Fig. 6. D box-dependent substrate binding protects activator from dissociation.

a Cdh1 dissociation was measured with 1.5 μM 75-base ssDNA and 3 mM ATP, in the absence (black) or presence (red) of 4 μM purified Hsl1 fragment (aa 667–872). Uncropped autoradiographs and source data are provided in the Source Data file. b Cdh1 dissociation was measured in the presence of buffer (black), 4 μM Hsl1 D box peptide (red), Hsl1 D box peptide mutant (blue), or Hsl1 KEN box peptide (green).
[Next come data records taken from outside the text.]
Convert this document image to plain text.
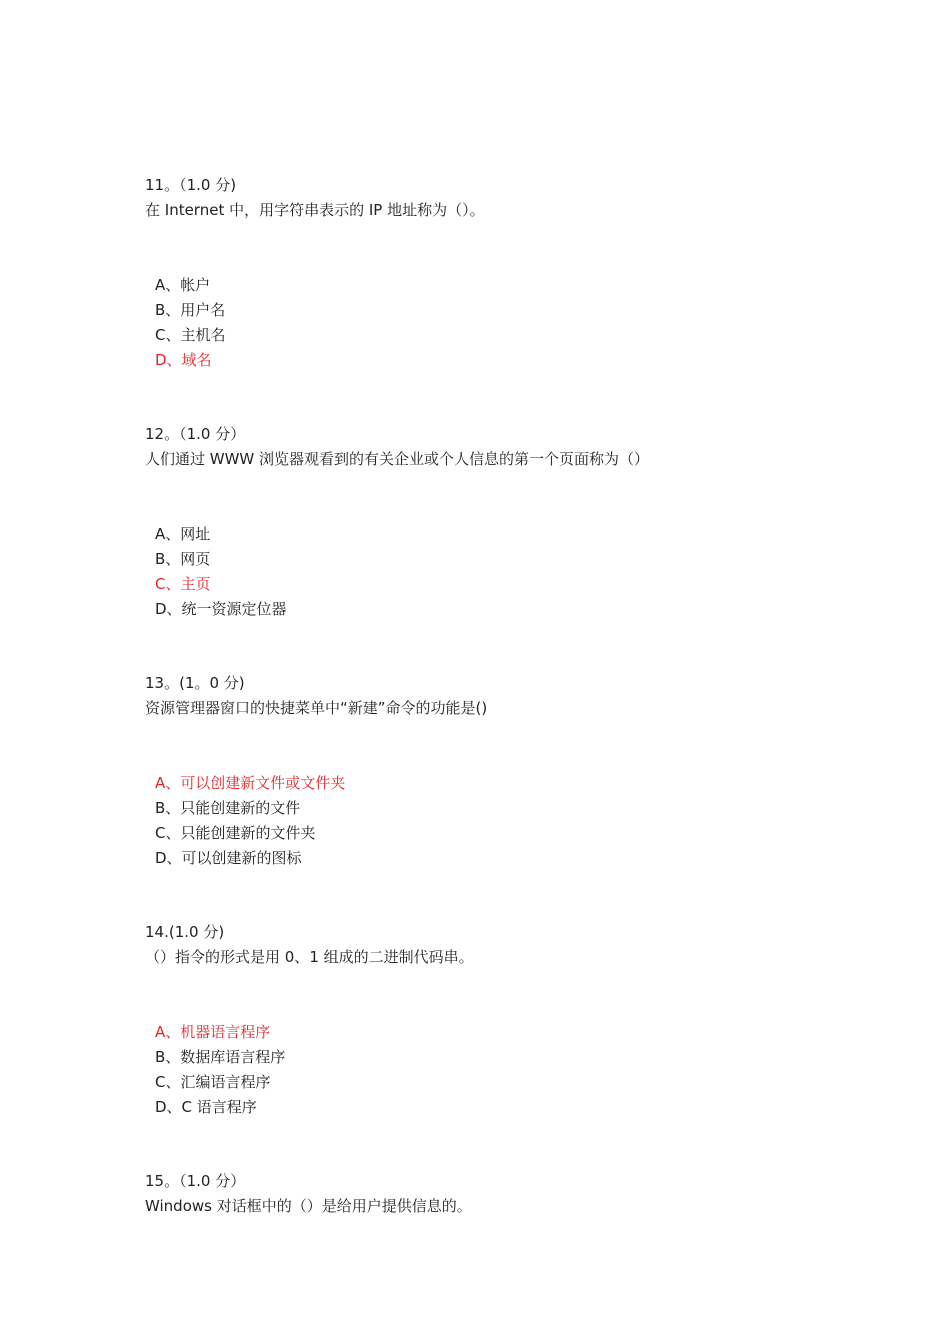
11。（1.0 分)
在 Internet 中，用字符串表示的 IP 地址称为（）。
A、帐户
B、用户名
C、主机名
D、域名
12。（1.0 分）
人们通过 WWW 浏览器观看到的有关企业或个人信息的第一个页面称为（）
A、网址
B、网页
C、主页
D、统一资源定位器
13。(1。0 分)
资源管理器窗口的快捷菜单中“新建”命令的功能是()
A、可以创建新文件或文件夹
B、只能创建新的文件
C、只能创建新的文件夹
D、可以创建新的图标
14.(1.0 分)
（）指令的形式是用 0、1 组成的二进制代码串。
A、机器语言程序
B、数据库语言程序
C、汇编语言程序
D、C 语言程序
15。（1.0 分）
Windows 对话框中的（）是给用户提供信息的。
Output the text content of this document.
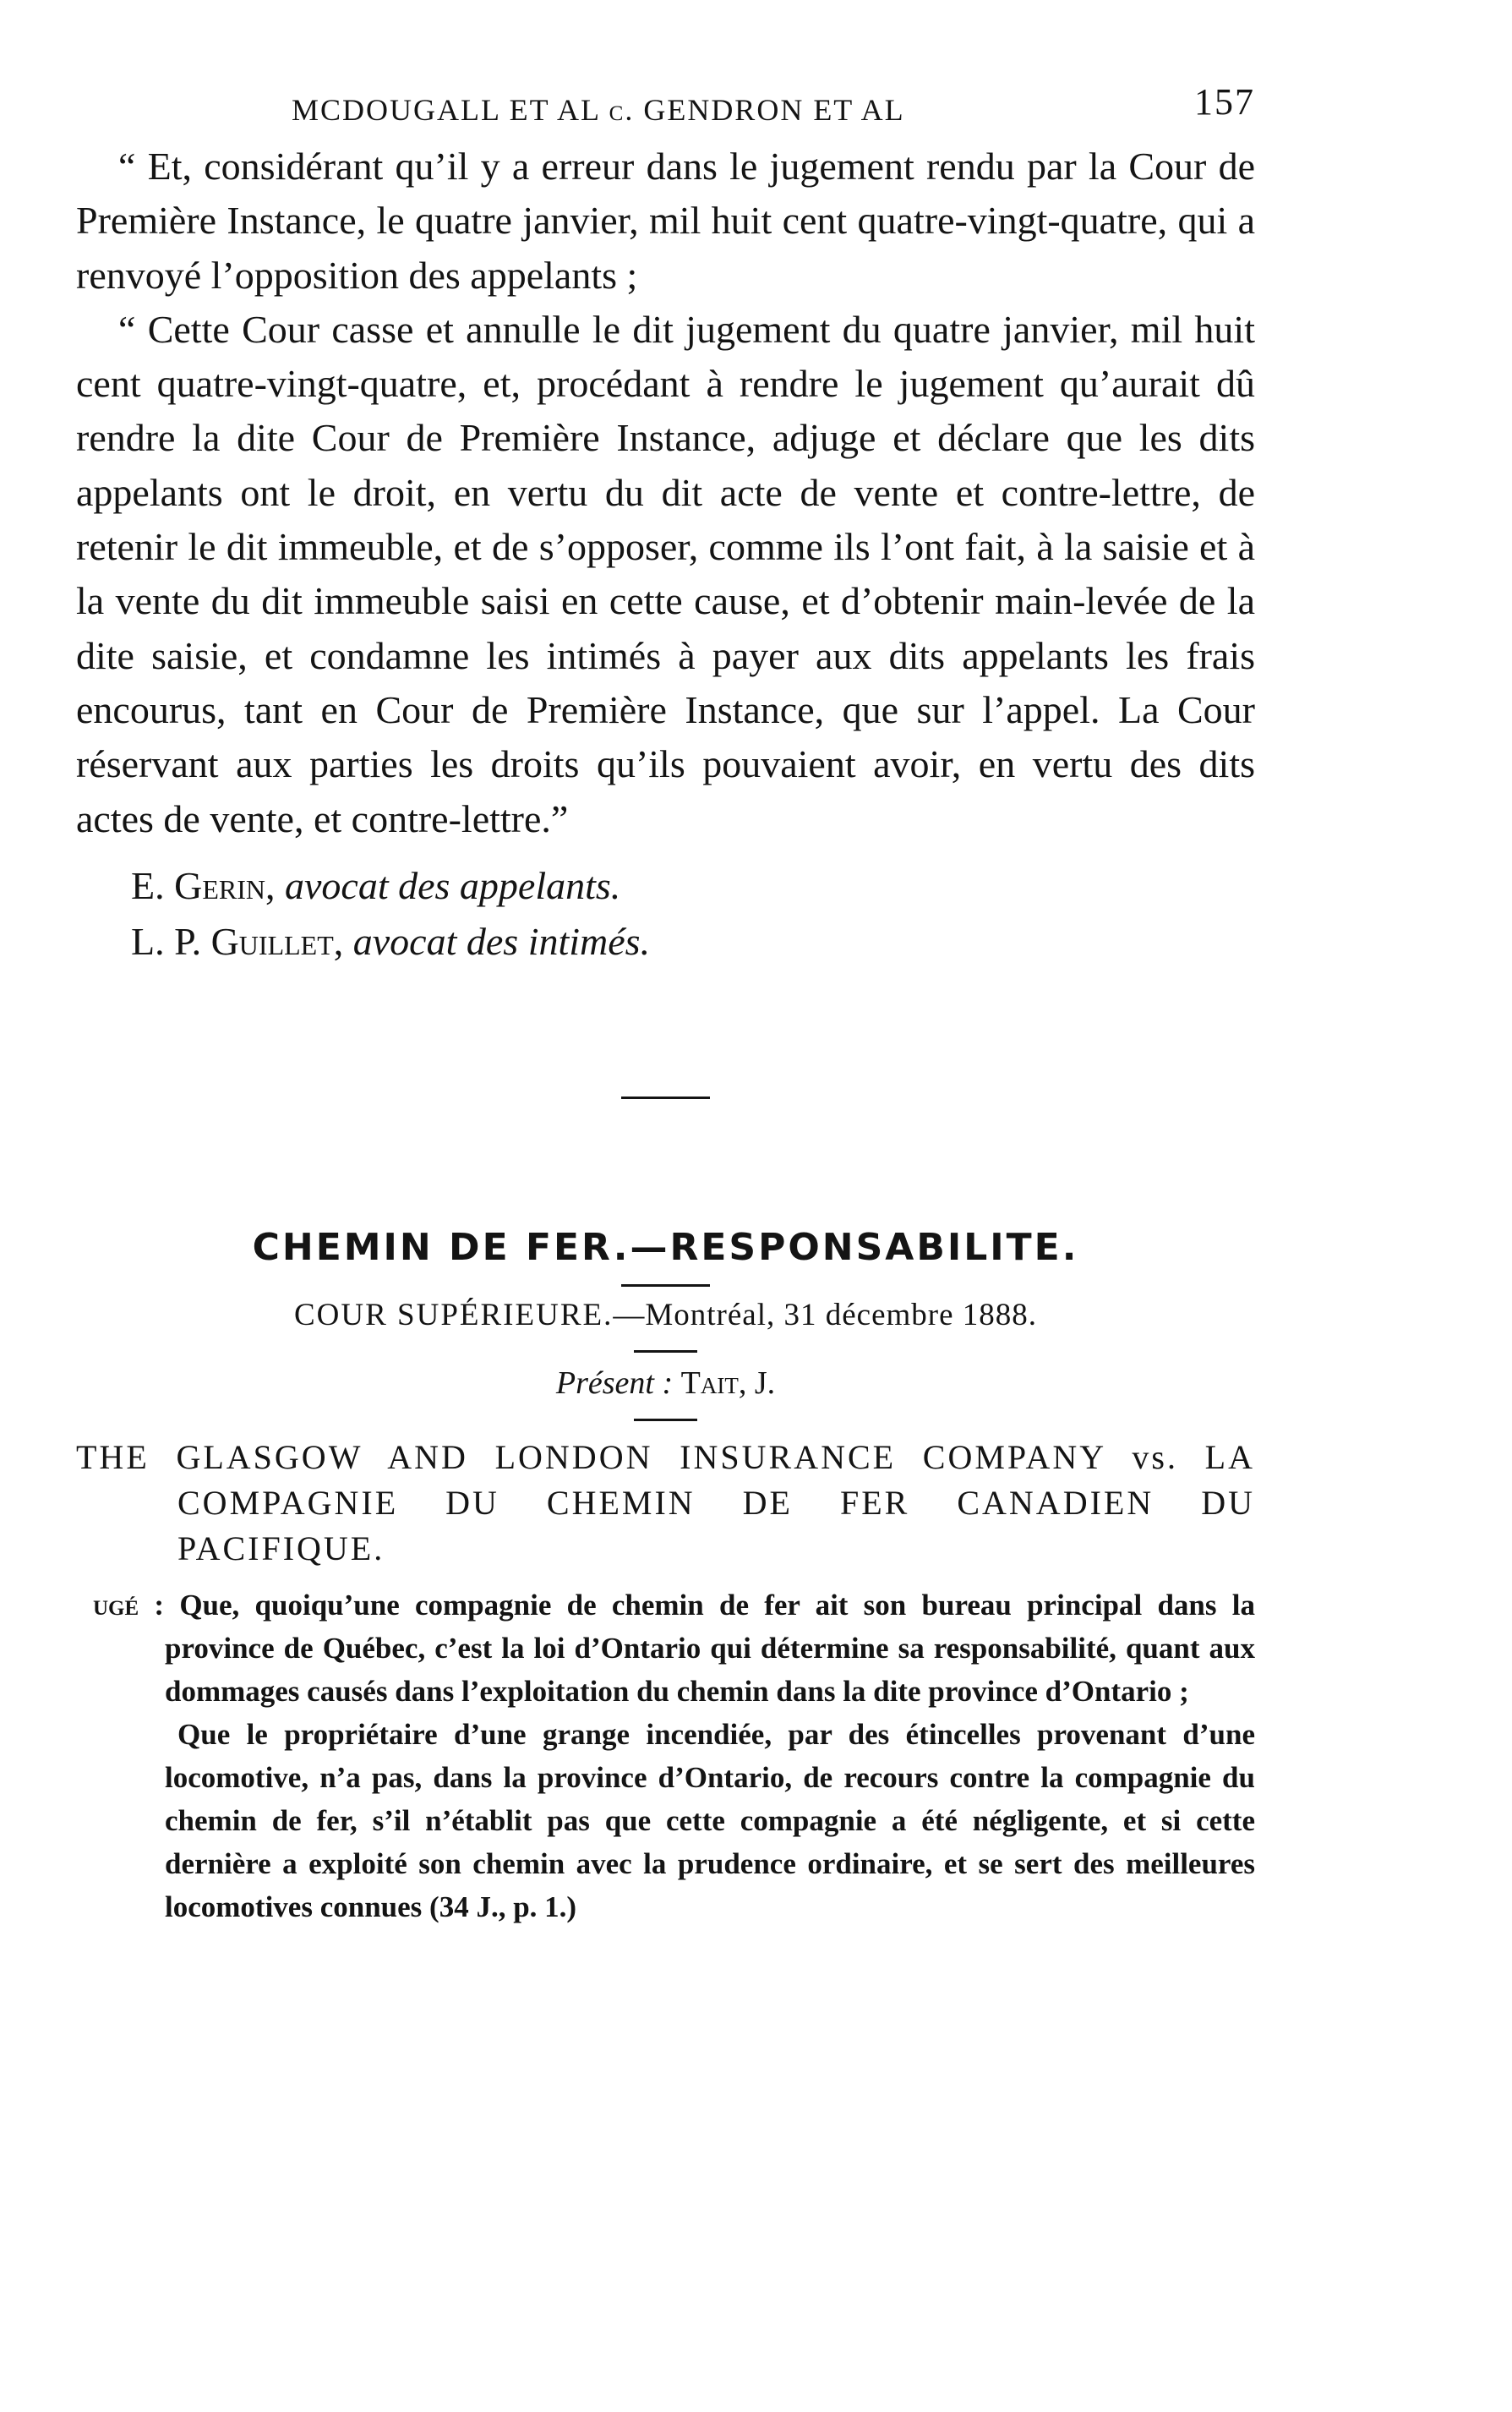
MCDOUGALL ET AL c. GENDRON ET AL	157

“ Et, considérant qu’il y a erreur dans le jugement rendu par la Cour de Première Instance, le quatre janvier, mil huit cent quatre-vingt-quatre, qui a renvoyé l’opposition des appelants ;

“ Cette Cour casse et annulle le dit jugement du quatre janvier, mil huit cent quatre-vingt-quatre, et, procédant à rendre le jugement qu’aurait dû rendre la dite Cour de Première Instance, adjuge et déclare que les dits appelants ont le droit, en vertu du dit acte de vente et contre-lettre, de retenir le dit immeuble, et de s’opposer, comme ils l’ont fait, à la saisie et à la vente du dit immeuble saisi en cette cause, et d’obtenir main-levée de la dite saisie, et condamne les intimés à payer aux dits appelants les frais encourus, tant en Cour de Première Instance, que sur l’appel. La Cour réservant aux parties les droits qu’ils pouvaient avoir, en vertu des dits actes de vente, et contre-lettre.”

E. Gerin, avocat des appelants.
L. P. Guillet, avocat des intimés.
CHEMIN DE FER.—RESPONSABILITE.
COUR SUPÉRIEURE.—Montréal, 31 décembre 1888.
Présent : Tait, J.

THE GLASGOW AND LONDON INSURANCE COMPANY vs. LA COMPAGNIE DU CHEMIN DE FER CANADIEN DU PACIFIQUE.

ugé : Que, quoiqu’une compagnie de chemin de fer ait son bureau principal dans la province de Québec, c’est la loi d’Ontario qui détermine sa responsabilité, quant aux dommages causés dans l’exploitation du chemin dans la dite province d’Ontario ;

Que le propriétaire d’une grange incendiée, par des étincelles provenant d’une locomotive, n’a pas, dans la province d’Ontario, de recours contre la compagnie du chemin de fer, s’il n’établit pas que cette compagnie a été négligente, et si cette dernière a exploité son chemin avec la prudence ordinaire, et se sert des meilleures locomotives connues (34 J., p. 1.)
Reactions were performed in the presence of 1.5 μM 75mer ssDNA and 3 mM ATP. Uncropped autoradiographs and source data are provided in the Source Data file. c, d Cdh1 dissociation was measured in the presence of different concentrations of 75 mer ssDNA and D box peptides from c Hsl1 or d Pds1 (black 0 μM, red 0.04 μM, blue 0.4 μM, green 4 μM, orange 20 μM). Reactions were supplemented with 3 mM ATP. Data indicate means (±SEM) from two independent experiments. Uncropped autoradiographs and source data are provided in the Source Data file. e Model for dynamic regulation of APC/C activity by polyanions. Activator (blue) binding to the APC/C is mediated by binding motifs located on flexible N- and C-termini. Long polyanionic molecules (brown) interact at multiple sites on the APC/C, perhaps disrupting interactions between the activator termini and the APC/C. We speculate that one part of the polyanion chain interferes with productive substrate D box binding by pushing the activator WD40 domain away from Apc10 (green) and/or by directly interacting with Apc10. A high-affinity D box (red) overcomes this interference and links activator to Apc10, thereby promoting activator binding and substrate ubiquitylation (yellow).